As fascinating as felines are, and as fanciful as some features seem, these chosen fifty prove that sometimes facts are stranger than fiction.


  • Cats are North America’s most popular pets: 88 million cats compared with 74 million dogs.
  • The most popular pedigreed cat is the Persian, followed by the Maine Coon and the Siamese.
  • The eyes of newborn kittens are always blue, changing color over several months until they reach their final color.
  • One of the reasons that kittens sleep so much is because a vital growth hormone is released only while they’re sleeping.
  • A group of kittens is called a “kindle.”
  • Contrary to popular belief, cats don’t see the world in black and white, but can see variants of red, green and blue.
  • Most cats don’t have eyelashes.
  • Cats have three eyelids.
  • Cats are the mammals with the largest eyes.
  • Cats usually have about 12 whiskers on each side of their face.
  • Cats use their whiskers to gauge whether or not they will fit through an opening.
  • A cat’s taste buds cannot detect sugar, due perhaps to a mutation in a key taste receptor.
  • Cats can drink seawater to re-hydrate themselves due their kidneys’ ability to expel the salt.
  • Cats lack sweat glands on their bodies and sweat through their paws.
  • A cat’s heart beats at a rate of 110 to 140 times per minute.
  • Cats purr around 26 times a second — much like an idling diesel engine — and they purr continuously.
  • Cats can vocalize close to 100 different sounds.
  • Cats spend nearly 1/3 of their waking hours cleaning themselves.
  • The technical term for a cat’s hairball is a “bezoar.”
  • Cats spend 2/3 of every day sleeping, meaning that a nine-year-old cat has been awake for only three years of its life!
  • Cats dream, and begin dreaming when they are a week old.
  • Cats lack true collarbones, allowing them to generally squeeze their bodies through openings the size of their heads.
  • Cats have five toes on each front paw, but only four toes on each back paw.
  • Female cats are mostly left pawed and male cats are right pawed.
  • Cats cannot climb headfirst down a tree because their claws are curved the wrong way, and therefore, must back down.
  • Cats can jump up to five times their height (app. 5 feet) in a single bound while their footpads absorb the shock of each landing.
  • Cats can run at a speed of 31 mph.
  • Some cats have survived falls onto concrete from over 32 stories up due largely to their “righting reflex.”
  • Cats seldom “meow” at other cats as they do with people, but will typically spit, purr, or hiss instead.
  • Cats can hear ultrasonic sounds, and since rodents use ultrasonic sounds to communicate, cats make perfect mouse catchers.
  • Cats are extremely sensitive to vibrations, and are reputedly able to detect earthquake tremors 10 or 15 minutes before humans.
  • The physical structure of the brains of humans and cats is very similar.
  • Cats have 230 bones in their bodies; humans have 206.
  • Cats’ backs are extremely flexible with up to 53 loosely fitting vertebrae, compared with humans who have 34.
  • Cats have 32 muscles that control their outer ear while humans have only 6.

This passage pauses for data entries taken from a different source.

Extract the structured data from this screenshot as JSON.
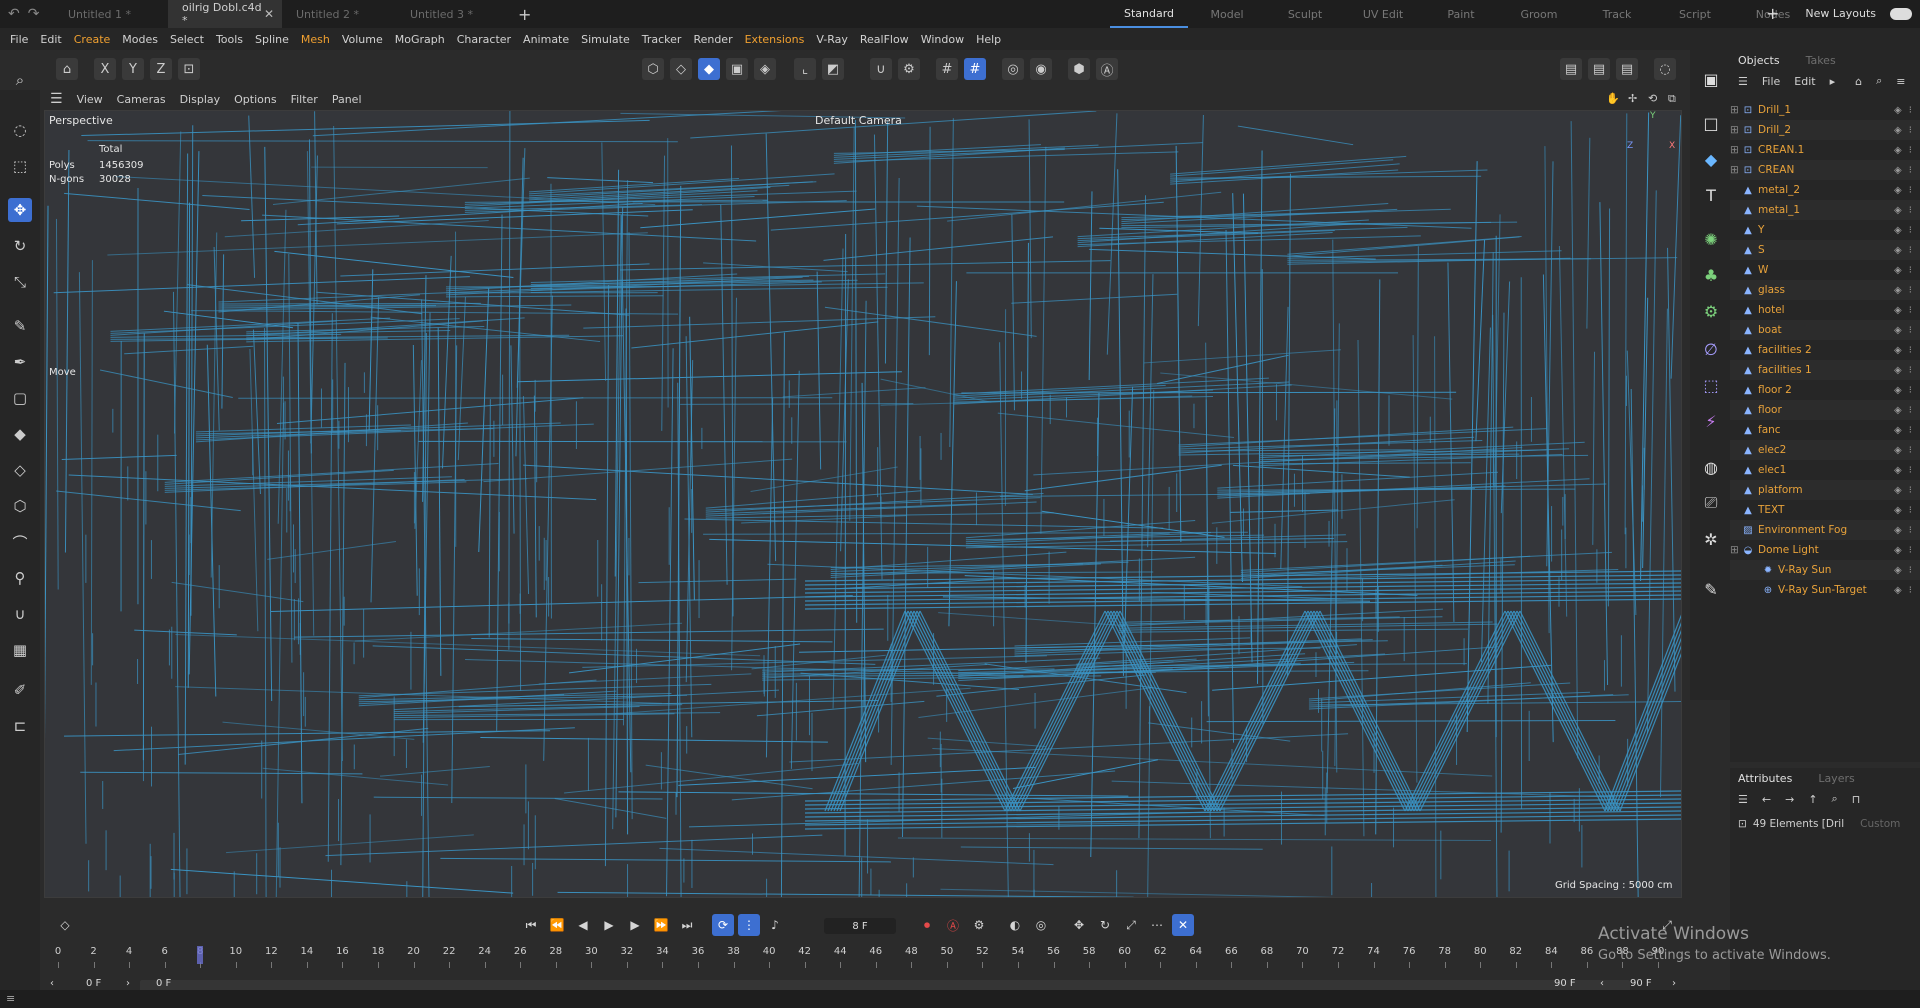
{
  "tabs": [
    {
      "label": "Untitled 1 *",
      "active": false
    },
    {
      "label": "oilrig Dobl.c4d *",
      "active": true
    },
    {
      "label": "Untitled 2 *",
      "active": false
    },
    {
      "label": "Untitled 3 *",
      "active": false
    }
  ],
  "layouts": [
    "Standard",
    "Model",
    "Sculpt",
    "UV Edit",
    "Paint",
    "Groom",
    "Track",
    "Script",
    "Nodes"
  ],
  "active_layout": "Standard",
  "new_layouts": "New Layouts",
  "menu": [
    "File",
    "Edit",
    "Create",
    "Modes",
    "Select",
    "Tools",
    "Spline",
    "Mesh",
    "Volume",
    "MoGraph",
    "Character",
    "Animate",
    "Simulate",
    "Tracker",
    "Render",
    "Extensions",
    "V-Ray",
    "RealFlow",
    "Window",
    "Help"
  ],
  "highlighted_menus": [
    "Create",
    "Mesh",
    "Extensions"
  ],
  "axes": {
    "x": "X",
    "y": "Y",
    "z": "Z"
  },
  "viewport_menu": [
    "View",
    "Cameras",
    "Display",
    "Options",
    "Filter",
    "Panel"
  ],
  "viewport": {
    "name": "Perspective",
    "camera": "Default Camera",
    "stats_header": "Total",
    "polys_label": "Polys",
    "polys_value": "1456309",
    "ngons_label": "N-gons",
    "ngons_value": "30028",
    "tool_label": "Move",
    "grid_spacing": "Grid Spacing : 5000 cm"
  },
  "objects_panel": {
    "tabs": [
      "Objects",
      "Takes"
    ],
    "menu": [
      "File",
      "Edit"
    ],
    "items": [
      {
        "name": "Drill_1",
        "icon": "group-icon",
        "expand": true
      },
      {
        "name": "Drill_2",
        "icon": "group-icon",
        "expand": true
      },
      {
        "name": "CREAN.1",
        "icon": "group-icon",
        "expand": true
      },
      {
        "name": "CREAN",
        "icon": "group-icon",
        "expand": true
      },
      {
        "name": "metal_2",
        "icon": "mesh-icon"
      },
      {
        "name": "metal_1",
        "icon": "mesh-icon"
      },
      {
        "name": "Y",
        "icon": "mesh-icon"
      },
      {
        "name": "S",
        "icon": "mesh-icon"
      },
      {
        "name": "W",
        "icon": "mesh-icon"
      },
      {
        "name": "glass",
        "icon": "mesh-icon"
      },
      {
        "name": "hotel",
        "icon": "mesh-icon"
      },
      {
        "name": "boat",
        "icon": "mesh-icon"
      },
      {
        "name": "facilities 2",
        "icon": "mesh-icon"
      },
      {
        "name": "facilities 1",
        "icon": "mesh-icon"
      },
      {
        "name": "floor 2",
        "icon": "mesh-icon"
      },
      {
        "name": "floor",
        "icon": "mesh-icon"
      },
      {
        "name": "fanc",
        "icon": "mesh-icon"
      },
      {
        "name": "elec2",
        "icon": "mesh-icon"
      },
      {
        "name": "elec1",
        "icon": "mesh-icon"
      },
      {
        "name": "platform",
        "icon": "mesh-icon"
      },
      {
        "name": "TEXT",
        "icon": "mesh-icon"
      },
      {
        "name": "Environment Fog",
        "icon": "fog-icon"
      },
      {
        "name": "Dome Light",
        "icon": "dome-light-icon",
        "expand": true
      },
      {
        "name": "V-Ray Sun",
        "icon": "sun-icon",
        "indent": true
      },
      {
        "name": "V-Ray Sun-Target",
        "icon": "target-icon",
        "indent": true
      }
    ]
  },
  "attributes_panel": {
    "tabs": [
      "Attributes",
      "Layers"
    ],
    "elements": "49 Elements [Dril",
    "mode": "Custom"
  },
  "timeline": {
    "current_frame": "8 F",
    "start_field": "0 F",
    "start_field2": "0 F",
    "end_field": "90 F",
    "end_field2": "90 F",
    "ticks": [
      "0",
      "2",
      "4",
      "6",
      "8",
      "10",
      "12",
      "14",
      "16",
      "18",
      "20",
      "22",
      "24",
      "26",
      "28",
      "30",
      "32",
      "34",
      "36",
      "38",
      "40",
      "42",
      "44",
      "46",
      "48",
      "50",
      "52",
      "54",
      "56",
      "58",
      "60",
      "62",
      "64",
      "66",
      "68",
      "70",
      "72",
      "74",
      "76",
      "78",
      "80",
      "82",
      "84",
      "86",
      "88",
      "90"
    ]
  },
  "watermark": {
    "line1": "Activate Windows",
    "line2": "Go to Settings to activate Windows."
  },
  "colors": {
    "accent": "#3d6fd1",
    "object_text": "#e8a23a",
    "wireframe": "#3a94c4"
  }
}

  • A fingerprint is to a human what a nose is to a cat.
  • A group of adult cats is called a “clowder.”
  • A female cat is called a “queen” or a “molly.”

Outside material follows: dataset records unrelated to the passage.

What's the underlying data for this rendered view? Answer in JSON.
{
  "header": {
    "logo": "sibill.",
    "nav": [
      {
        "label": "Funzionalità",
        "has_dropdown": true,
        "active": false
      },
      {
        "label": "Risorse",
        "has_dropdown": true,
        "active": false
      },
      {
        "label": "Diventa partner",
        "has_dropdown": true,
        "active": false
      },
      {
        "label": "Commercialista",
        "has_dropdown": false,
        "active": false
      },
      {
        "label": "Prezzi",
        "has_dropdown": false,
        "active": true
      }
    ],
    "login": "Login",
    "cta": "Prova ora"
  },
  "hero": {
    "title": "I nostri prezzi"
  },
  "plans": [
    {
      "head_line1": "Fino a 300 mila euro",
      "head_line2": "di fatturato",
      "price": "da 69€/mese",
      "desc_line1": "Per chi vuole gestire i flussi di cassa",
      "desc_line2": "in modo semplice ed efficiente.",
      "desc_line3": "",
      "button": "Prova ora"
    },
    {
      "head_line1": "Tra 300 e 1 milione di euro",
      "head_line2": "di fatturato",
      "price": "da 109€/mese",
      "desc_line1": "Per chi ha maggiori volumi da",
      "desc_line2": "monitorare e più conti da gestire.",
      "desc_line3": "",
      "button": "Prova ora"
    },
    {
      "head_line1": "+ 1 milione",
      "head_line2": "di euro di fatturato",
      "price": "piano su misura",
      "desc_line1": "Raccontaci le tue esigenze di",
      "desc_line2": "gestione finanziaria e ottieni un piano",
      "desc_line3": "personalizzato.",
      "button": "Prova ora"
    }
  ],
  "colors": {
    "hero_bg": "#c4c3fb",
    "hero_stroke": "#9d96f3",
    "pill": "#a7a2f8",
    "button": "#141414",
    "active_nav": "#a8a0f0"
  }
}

  • While most females give birth to litters of between one and nine kittens, the largest known single litter born to a cat was 19 kittens, of which 15 survived.
  • A cat named Dusty holds the breeding record for having more than 420 kittens in her lifetime.
  • The oldest cat to give birth was Kitty who, at the age of 30, gave birth to two kittens, after having already given birth to 216 in her life.
  • A healthy cat can typically live up to 20 years, which is the equivalent of about 96 human years.
  • The oldest cat on record was Crème Puff of Austin, Texas, who died on August 6, 2005, three days after her 38th birthday.
  • Ancient Egyptians shaved off their eyebrows to mourn the death of their cats.
  • A cat was the mayor of Talkeetna, Alaska for over 15 years.
  • One very lucky cat in Italy inherited a $13 million fortune from its owner.
  • The first cat in space was a French cat named Felicette (a.k.a. “Astrocat”) in 1963.
  • The first cloned cat was called “CC” short for “Carbon Copy.”
  • Approximately one third of cat owners think their cats can read their minds.
  • A cat lover is called an ailurophile, (from the Greek: ailuros (cat) + phile (lover), as well as felinophile, philofelist, and philogalist.